Hükümetler işçiden, emekten yana değil; işverenlerden yana davranıyorlar. Sendikalı işçi sayısı azalırken var olan sendikal haklar da kullandırılmıyor. AKP Genel Başkanı ve Cumhurbaşkanı R.Tayyip Erdoğan, bir konuşmasında “OHAL sayesinde işçi grevlerini erteleyip grevleri önlüyoruz” diyebiliyor.

İşçilerimiz, insanca yaşamlarını sürdürebilecek bir ücret alabiliyorlar mı? Ne yazık ki bu soruya da olumlu yanıt vermek zor.
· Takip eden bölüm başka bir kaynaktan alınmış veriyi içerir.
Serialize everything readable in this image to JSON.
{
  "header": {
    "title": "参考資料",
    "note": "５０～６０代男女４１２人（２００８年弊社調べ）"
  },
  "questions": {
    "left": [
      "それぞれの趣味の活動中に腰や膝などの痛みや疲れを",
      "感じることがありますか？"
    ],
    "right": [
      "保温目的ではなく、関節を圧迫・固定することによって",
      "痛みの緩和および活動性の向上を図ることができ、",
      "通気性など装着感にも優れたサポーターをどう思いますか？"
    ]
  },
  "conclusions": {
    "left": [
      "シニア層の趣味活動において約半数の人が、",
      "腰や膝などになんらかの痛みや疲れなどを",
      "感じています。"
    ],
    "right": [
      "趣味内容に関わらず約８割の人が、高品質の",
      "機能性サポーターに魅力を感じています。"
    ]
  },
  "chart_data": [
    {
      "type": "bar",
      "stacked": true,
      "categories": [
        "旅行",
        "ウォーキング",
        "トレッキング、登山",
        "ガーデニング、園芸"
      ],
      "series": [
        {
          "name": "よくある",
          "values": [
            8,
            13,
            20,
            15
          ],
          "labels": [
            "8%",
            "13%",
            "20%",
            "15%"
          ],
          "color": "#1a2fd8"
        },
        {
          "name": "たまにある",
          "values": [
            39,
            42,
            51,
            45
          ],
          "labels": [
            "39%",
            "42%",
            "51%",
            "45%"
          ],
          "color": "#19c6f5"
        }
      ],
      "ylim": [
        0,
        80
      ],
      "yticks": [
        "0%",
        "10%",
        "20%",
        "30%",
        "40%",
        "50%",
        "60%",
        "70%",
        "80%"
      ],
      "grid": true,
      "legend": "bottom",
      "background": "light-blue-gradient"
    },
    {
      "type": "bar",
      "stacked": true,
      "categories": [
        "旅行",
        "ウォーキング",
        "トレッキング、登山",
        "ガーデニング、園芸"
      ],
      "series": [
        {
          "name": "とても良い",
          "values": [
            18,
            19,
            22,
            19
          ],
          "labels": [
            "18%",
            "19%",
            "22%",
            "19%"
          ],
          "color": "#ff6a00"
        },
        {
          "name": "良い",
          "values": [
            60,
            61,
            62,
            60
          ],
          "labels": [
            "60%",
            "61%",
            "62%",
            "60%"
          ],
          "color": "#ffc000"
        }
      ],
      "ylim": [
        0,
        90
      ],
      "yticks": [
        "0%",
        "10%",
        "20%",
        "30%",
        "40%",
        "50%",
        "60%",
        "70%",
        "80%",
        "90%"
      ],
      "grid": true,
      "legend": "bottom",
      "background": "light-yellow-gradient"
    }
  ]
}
OECD rakamlarına göre en fazla çalışan ülkeler sıralamasında zirvedeyiz. İşçilerimizin %66’sı, asgari ücret düzeyinde (1603 TL) ücret alıyorlar. %54’ü, aldığı ücretle ay sonunu getiremiyor. Ek işler yapmak ve borç almak zorunda kalıyor, borç batağına sürükleniyor…

İşçilerimiz, bu kötü koşullarda çalışmayı hak etmiyorlar… Her üretilen güzel şeyde onların alın teri ve hünerli elleri var. Bir an önce çağdaş Avrupa ülkelerinde olduğu gibi insanca yaşayabilecekleri bir düzenlemeye kavuşturulmalılar. Dilerim, önümüzdeki 1 Mayıslar daha güzel günlerde, coşkuyla, sorunsuz bir şekilde kutlanır.

Bu duygularla tüm işçilerimizin 1 Mayıs Birlik-Mücadele ve Dayanışma Bayramlarını kutluyorum.